Aurora melirik Skala meminta persetujuan, melihat Skala mengangguk, dia pun mengiyakan permintaan Archie.
"Bisa," jawabnya.
Archie tersenyum, lalu kembali duduk dengan nyaman.
Benar-benar membosankan. Aurora sampai beberapa kali pindah posisi karena bosan. Semua orang sibuk sendiri. Dia seperti tidak memiliki teman. Dan ya, Aurora ketiduran karena Skala mengelus kepalanya. Mungkin terlalu nyaman. Bahkan posisinya tiduran dengan paha Skala sebagai bantalan. Tidak sopan memang, padahal di sana banyak orang tua.
"Skala, pindahkan istrimu ke kamar lebih dulu. Kasihan dia," titah Javas.
Sontak saja semuanya menatap Aurora yang memejamkan mata dengan damai.
Skala tidak menolak, dia pamit untuk memindahkan Aurora ke kamar. Padahal ini masih jam sebelas siang, tapi Aurora sudah tidur. Dan, sejak kapan istrinya ini mau tidur siang?
Saking gemasnya melihat pipi tembam Aurora, Skala sampai menciumnya beberapa kali. Untung saja gadis itu tidak terbangun.
"Maaf," bisiknya seraya mengelus kepala Aurora yang sudah dia rebahan di kasur.
Setelah Aurora berada di posisi nyaman, Skala pun keluar dari kamar dan kembali bergabung dengan yang lain.
"Skala."
Ketika dia hendak duduk, Thomas memanggilnya, alhasil Skala kembali berdiri.
"Bisa ikut sebentar?"
Skala mengangguk, lalu mengikuti langkah Thomas menuju halaman belakang.
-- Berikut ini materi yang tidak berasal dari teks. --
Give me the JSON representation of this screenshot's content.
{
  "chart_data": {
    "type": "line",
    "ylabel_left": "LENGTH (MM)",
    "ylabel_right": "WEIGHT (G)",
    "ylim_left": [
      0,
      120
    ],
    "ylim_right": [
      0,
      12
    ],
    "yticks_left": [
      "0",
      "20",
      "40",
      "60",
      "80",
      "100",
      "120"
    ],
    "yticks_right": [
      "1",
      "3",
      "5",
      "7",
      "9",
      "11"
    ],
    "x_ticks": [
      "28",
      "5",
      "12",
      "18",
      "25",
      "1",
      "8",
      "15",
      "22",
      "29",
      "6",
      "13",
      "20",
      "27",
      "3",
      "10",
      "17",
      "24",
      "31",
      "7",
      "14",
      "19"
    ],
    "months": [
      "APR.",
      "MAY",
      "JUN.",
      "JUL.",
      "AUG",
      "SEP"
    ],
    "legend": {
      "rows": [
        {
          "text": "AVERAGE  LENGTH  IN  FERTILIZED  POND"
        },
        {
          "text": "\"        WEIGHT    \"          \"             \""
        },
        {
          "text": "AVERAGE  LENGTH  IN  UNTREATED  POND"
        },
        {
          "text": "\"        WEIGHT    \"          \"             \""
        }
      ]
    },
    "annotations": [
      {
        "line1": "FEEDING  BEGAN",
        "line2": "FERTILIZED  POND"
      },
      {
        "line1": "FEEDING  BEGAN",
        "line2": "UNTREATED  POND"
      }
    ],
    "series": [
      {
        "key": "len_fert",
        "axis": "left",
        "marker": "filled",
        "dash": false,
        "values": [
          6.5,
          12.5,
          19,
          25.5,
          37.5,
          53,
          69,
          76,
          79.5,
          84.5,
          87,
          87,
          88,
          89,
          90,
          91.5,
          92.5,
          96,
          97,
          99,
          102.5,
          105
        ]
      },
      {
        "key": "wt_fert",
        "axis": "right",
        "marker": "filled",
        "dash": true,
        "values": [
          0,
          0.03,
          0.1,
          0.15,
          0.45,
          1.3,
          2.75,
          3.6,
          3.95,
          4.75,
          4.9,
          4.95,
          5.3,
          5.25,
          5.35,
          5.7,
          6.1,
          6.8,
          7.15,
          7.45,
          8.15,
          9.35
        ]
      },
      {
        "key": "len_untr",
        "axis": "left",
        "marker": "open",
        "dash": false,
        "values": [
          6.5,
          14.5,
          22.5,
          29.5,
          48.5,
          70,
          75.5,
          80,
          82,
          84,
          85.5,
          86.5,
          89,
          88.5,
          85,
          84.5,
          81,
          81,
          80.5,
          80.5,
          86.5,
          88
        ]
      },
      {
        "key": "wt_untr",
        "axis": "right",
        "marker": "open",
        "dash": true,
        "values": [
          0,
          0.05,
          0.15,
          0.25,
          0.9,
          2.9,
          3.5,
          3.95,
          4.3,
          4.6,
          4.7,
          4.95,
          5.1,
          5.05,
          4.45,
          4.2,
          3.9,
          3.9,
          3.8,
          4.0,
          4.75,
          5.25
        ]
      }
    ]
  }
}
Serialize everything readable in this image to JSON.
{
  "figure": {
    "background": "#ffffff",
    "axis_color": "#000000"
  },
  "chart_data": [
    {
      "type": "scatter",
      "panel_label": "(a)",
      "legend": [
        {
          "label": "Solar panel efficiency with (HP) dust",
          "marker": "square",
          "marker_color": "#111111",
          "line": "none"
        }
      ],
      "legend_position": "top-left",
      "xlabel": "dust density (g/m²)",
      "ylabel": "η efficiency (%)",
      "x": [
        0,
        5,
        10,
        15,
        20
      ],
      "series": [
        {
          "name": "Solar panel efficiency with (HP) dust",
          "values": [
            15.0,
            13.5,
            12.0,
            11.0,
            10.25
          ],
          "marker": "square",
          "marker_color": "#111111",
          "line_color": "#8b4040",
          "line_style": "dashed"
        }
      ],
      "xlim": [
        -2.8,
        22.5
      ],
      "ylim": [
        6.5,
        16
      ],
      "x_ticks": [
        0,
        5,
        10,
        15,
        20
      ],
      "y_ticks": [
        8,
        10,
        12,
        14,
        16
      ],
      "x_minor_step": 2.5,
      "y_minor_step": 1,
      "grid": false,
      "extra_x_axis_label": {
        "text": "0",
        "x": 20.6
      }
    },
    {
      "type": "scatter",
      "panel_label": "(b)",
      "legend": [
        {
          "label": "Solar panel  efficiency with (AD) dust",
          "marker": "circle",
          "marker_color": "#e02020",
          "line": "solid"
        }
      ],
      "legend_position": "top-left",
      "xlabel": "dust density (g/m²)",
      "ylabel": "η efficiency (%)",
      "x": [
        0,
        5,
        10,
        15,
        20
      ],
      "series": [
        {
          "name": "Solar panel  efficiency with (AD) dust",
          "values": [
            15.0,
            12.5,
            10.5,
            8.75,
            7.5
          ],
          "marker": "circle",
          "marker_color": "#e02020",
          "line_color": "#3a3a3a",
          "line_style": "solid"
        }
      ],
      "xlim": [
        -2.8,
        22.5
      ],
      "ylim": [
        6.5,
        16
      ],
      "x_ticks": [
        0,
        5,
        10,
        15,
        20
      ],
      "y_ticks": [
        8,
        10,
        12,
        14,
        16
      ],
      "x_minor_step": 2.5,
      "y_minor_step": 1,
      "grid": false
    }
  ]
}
Benjamin menatap punggung putranya dengan tatapan yang sulit diartikan.
****
"Lakukan secepatnya dan pastikan Aurora tetap aman. Aku tidak ingin kamu kembali nekat seperti beberapa waktu lalu."
Skala menatap punggung Thomas yang berdiri di depannya. Pria itu memasukkan kedua tangannya ke saku celana, menambah kesan wibawa terhadapnya.
"Ya, aku akan menyelesaikannya. Secepatnya," balas Skala tanpa ragu.
Thomas berbalik, tangannya ia lipat di dada. Terlihat angkuh dan sombong. "Jangan ceroboh. Ingat baik-baik, jika sampai membuat Aurora menangis lagi karena misi ini, aku tidak akan pernah mengampuni mu."
Skala meneguk ludahnya dengan kasar. Apakah ini sebuah ancaman?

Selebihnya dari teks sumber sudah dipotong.